La coalition populiste au pouvoir en Italie a exclu mardi toute modification de son budget 2019, malgré son rejet par la Commission européenne, une décision inédite dans l'histoire de l'UE. "C'est le premier budget italien qui ne plaît pas à l'UE. Cela ne m'étonne pas: c'est le premier budget italien qui a été rédigé à Rome et non à Bruxelles!", a lancé sur Facebook le vice-premier ministre italien, Luigi Di Maio, chef de file du Mouvement 5 étoiles (M5S, populiste). "Cela ne change rien (...) on ne retourne pas en arrière", a abondé son homologue Matteo Salvini, patron de la Ligue (extrême droite), l'autre parti de la coalition. Si les deux hommes forts du gouvernement italien se disent ouverts au dialogue, leurs déclarations laissent présager d'un long bras de fer avec Bruxelles. "Nous ne sommes pas face à un cas +borderline+ mais face à une déviation claire, nette, assumée et, par certains, revendiquée", a jugé mardi le commissaire européen aux Affaires économiques, Pierre Moscovici, pour justifier ce rejet. L'Italie dispose désormais de trois semaines pour présenter un budget révisé, selon les règles européennes. Dans le cas contraire, elle s'expose à l'ouverture d'une "procédure pour déficit excessif", susceptible d'aboutir à des sanctions financières correspondant, en théorie, à 0,2% de son PIB (soit 3,4 milliards d'euros en prenant les chiffres de 2017). "La balle est maintenant entre les mains du gouvernement italien", a lancé le vice-président de la Commission, Valdis Dombrovskis, regrettant que Rome aille "ouvertement, consciemment, à l'encontre des engagements pris".

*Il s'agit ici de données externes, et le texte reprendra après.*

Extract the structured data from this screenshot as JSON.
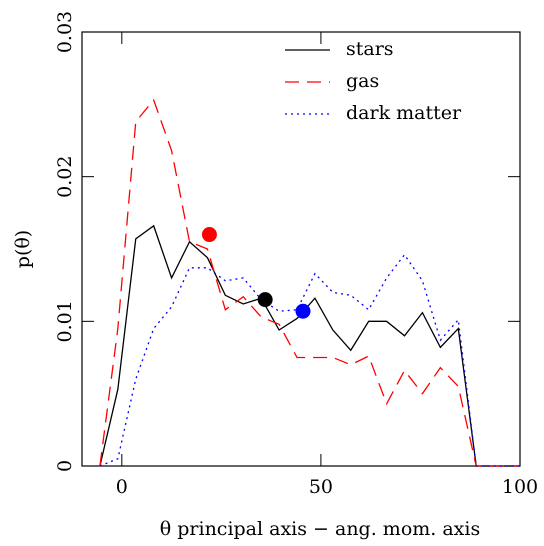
{
  "chart_data": {
    "type": "line",
    "xlabel": "θ principal axis − ang. mom. axis",
    "ylabel": "p(θ)",
    "x": [
      -5.5,
      -1,
      3.5,
      8,
      12.5,
      17,
      21.5,
      26,
      30.5,
      35,
      39.5,
      44,
      48.5,
      53,
      57.5,
      62,
      66.5,
      71,
      75.5,
      80,
      84.5,
      89,
      93.5,
      100
    ],
    "series": [
      {
        "name": "stars",
        "color": "#000000",
        "dash": "solid",
        "values": [
          0,
          0.0053,
          0.0157,
          0.0166,
          0.013,
          0.0155,
          0.0144,
          0.0118,
          0.0112,
          0.0116,
          0.0094,
          0.0102,
          0.0116,
          0.0094,
          0.008,
          0.01,
          0.01,
          0.009,
          0.0106,
          0.0082,
          0.0095,
          0,
          0,
          0
        ]
      },
      {
        "name": "gas",
        "color": "#ff0000",
        "dash": "dashed",
        "values": [
          0,
          0.0095,
          0.0238,
          0.0253,
          0.0218,
          0.0155,
          0.015,
          0.0108,
          0.0117,
          0.0103,
          0.0098,
          0.0075,
          0.0075,
          0.0075,
          0.007,
          0.0076,
          0.0043,
          0.0066,
          0.005,
          0.0068,
          0.0055,
          0,
          0,
          0
        ]
      },
      {
        "name": "dark matter",
        "color": "#0000ff",
        "dash": "dotted",
        "values": [
          0,
          0.0005,
          0.006,
          0.0095,
          0.011,
          0.0137,
          0.0137,
          0.0128,
          0.013,
          0.0115,
          0.0107,
          0.0108,
          0.0133,
          0.012,
          0.0118,
          0.0108,
          0.013,
          0.0146,
          0.0128,
          0.0087,
          0.0101,
          0,
          0,
          0
        ]
      }
    ],
    "markers": [
      {
        "x": 22,
        "y": 0.016,
        "color": "#ff0000"
      },
      {
        "x": 36,
        "y": 0.0115,
        "color": "#000000"
      },
      {
        "x": 45.5,
        "y": 0.0107,
        "color": "#0000ff"
      }
    ],
    "xlim": [
      -10,
      100
    ],
    "xticks": [
      0,
      50,
      100
    ],
    "ylim": [
      0,
      0.03
    ],
    "yticks": [
      0,
      0.01,
      0.02,
      0.03
    ],
    "legend": "upper right"
  }
}
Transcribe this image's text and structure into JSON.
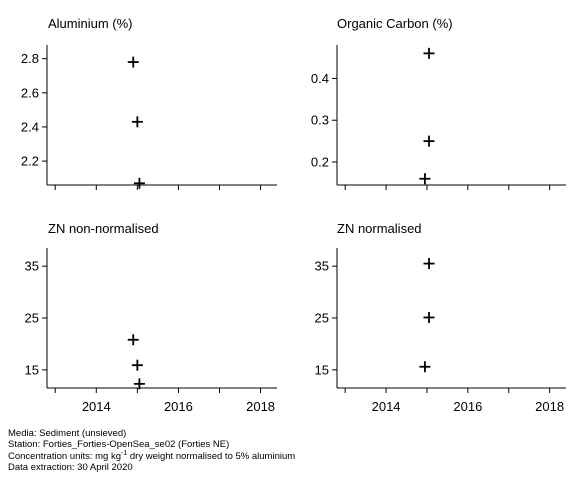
{
  "chart_data": [
    {
      "type": "scatter",
      "title": "Aluminium (%)",
      "x": [
        2014.9,
        2015.0,
        2015.05
      ],
      "y": [
        2.78,
        2.43,
        2.07
      ],
      "xlim": [
        2012.8,
        2018.4
      ],
      "ylim": [
        2.06,
        2.88
      ],
      "yticks": [
        2.2,
        2.4,
        2.6,
        2.8
      ],
      "ytick_labels": [
        "2.2",
        "2.4",
        "2.6",
        "2.8"
      ],
      "xticks": [
        2013,
        2014,
        2015,
        2016,
        2017,
        2018
      ],
      "xtick_labels": [],
      "marker": "plus"
    },
    {
      "type": "scatter",
      "title": "Organic Carbon (%)",
      "x": [
        2015.05,
        2015.05,
        2014.95
      ],
      "y": [
        0.46,
        0.25,
        0.16
      ],
      "xlim": [
        2012.8,
        2018.4
      ],
      "ylim": [
        0.145,
        0.48
      ],
      "yticks": [
        0.2,
        0.3,
        0.4
      ],
      "ytick_labels": [
        "0.2",
        "0.3",
        "0.4"
      ],
      "xticks": [
        2013,
        2014,
        2015,
        2016,
        2017,
        2018
      ],
      "xtick_labels": [],
      "marker": "plus"
    },
    {
      "type": "scatter",
      "title": "ZN non-normalised",
      "x": [
        2014.9,
        2015.0,
        2015.05
      ],
      "y": [
        20.8,
        15.9,
        12.3
      ],
      "xlim": [
        2012.8,
        2018.4
      ],
      "ylim": [
        11.5,
        38.5
      ],
      "yticks": [
        15,
        25,
        35
      ],
      "ytick_labels": [
        "15",
        "25",
        "35"
      ],
      "xticks": [
        2013,
        2014,
        2015,
        2016,
        2017,
        2018
      ],
      "xtick_labels": [
        "2014",
        "2016",
        "2018"
      ],
      "xtick_label_values": [
        2014,
        2016,
        2018
      ],
      "marker": "plus"
    },
    {
      "type": "scatter",
      "title": "ZN normalised",
      "x": [
        2015.05,
        2015.05,
        2014.95
      ],
      "y": [
        35.5,
        25.1,
        15.6
      ],
      "xlim": [
        2012.8,
        2018.4
      ],
      "ylim": [
        11.5,
        38.5
      ],
      "yticks": [
        15,
        25,
        35
      ],
      "ytick_labels": [
        "15",
        "25",
        "35"
      ],
      "xticks": [
        2013,
        2014,
        2015,
        2016,
        2017,
        2018
      ],
      "xtick_labels": [
        "2014",
        "2016",
        "2018"
      ],
      "xtick_label_values": [
        2014,
        2016,
        2018
      ],
      "marker": "plus"
    }
  ],
  "footer": {
    "media": "Media: Sediment (unsieved)",
    "station": "Station: Forties_Forties-OpenSea_se02 (Forties NE)",
    "units_prefix": "Concentration units:  mg kg",
    "units_sup": "-1",
    "units_suffix": " dry weight normalised to 5% aluminium",
    "extraction": "Data extraction: 30 April 2020"
  }
}
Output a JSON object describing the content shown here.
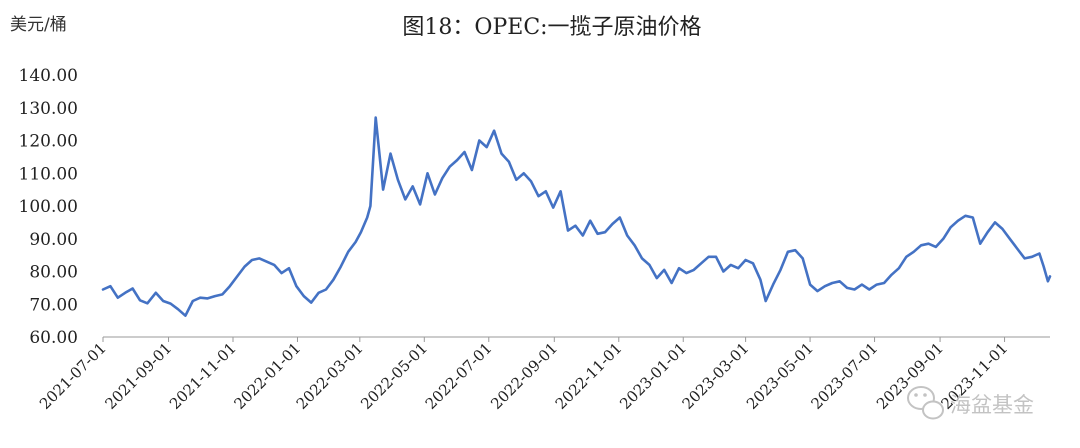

"Respect du peuple La Commission marche sur un fil avec l'Italie, entre recherche de fermeté, afin de prouver sa crédibilité, et volonté de dédramatiser, pour éviter un choc frontal avec Rome qui affolerait les marchés et risquerait d'alimenter le populisme dans la troisième économie de la zone euro. "Ils ne sont pas en train de s'attaquer à un gouvernement mais à un peuple", a lancé M. Salvini en marge d'un déplacement en Roumanie, quand M. Di Maio en appelait au "respect" du "peuple italien". Signe de la tension avec Rome, un eurodéputé de la Ligue (extrême droite) a écrasé les notes de M. Moscovici avec sa chaussure à la fin de sa conférence de presse à Strasbourg. "Nous verrons si nous arrivons à persuader la Commission de la valeur nos choix", a commenté le président du Conseil italien, Giuseppe Conte. Bruxelles avait déjà pointé du doigt dans un courrier à Rome la semaine passée le dérapage budgétaire "sans précédent" de l'Italie depuis les nouvelles règles mises en place en 2013. Mais le gouvernement italien avait maintenu lundi ses prévisions. Alors que le précédent gouvernement de centre gauche avait promis un déficit public de 0,8% du PIB en 2019, Rome prévoit désormais d'atteindre 2,4% l'an prochain, puis 2,1% en 2020 et 1,8% en 2021. Quant à la dette publique, actuellement à quelque 131% du PIB, soit le ratio le plus élevé de la zone euro après la Grèce, Rome a promis de la ramener à 126,5% en 2021.
"Pas de panique" En gage de sa bonne volonté, le gouvernement italien avait assuré lundi qu'il respecterait à la lettre ces objectifs, sans creuser davantage le déficit ou la dette. Il avait aussi réaffirmé son attachement à l'UE et à la zone euro, assurant qu'il n'y avait "aucune chance" que l'Italie en sorte. Les échanges entre Rome et la Commission sont observés de près par les autres pays de la zone euro, soumis aux mêmes règles budgétaires. Klaus Regling, le patron du Mécanisme européen de stabilité (MES), une organisation de l'UE chargée de venir en aide aux pays de la zone euro en difficulté, s'est voulu mardi rassurant, estimant que l'Italie n'était "pas la prochaine Grèce". "Il ne faut pas paniquer (...) Le risque de contagion à d'autres pays est très limité", a-t-il estimé. La Bourse de Milan, qui avait anticipé l'annonce de Bruxelles, a clôturé en légère baisse, à -0,86%. Quant au spread, l'écart très surveillé entre les taux italien et allemand à dix ans, il atteignait 317 points mardi soir, contre 304 points la veille.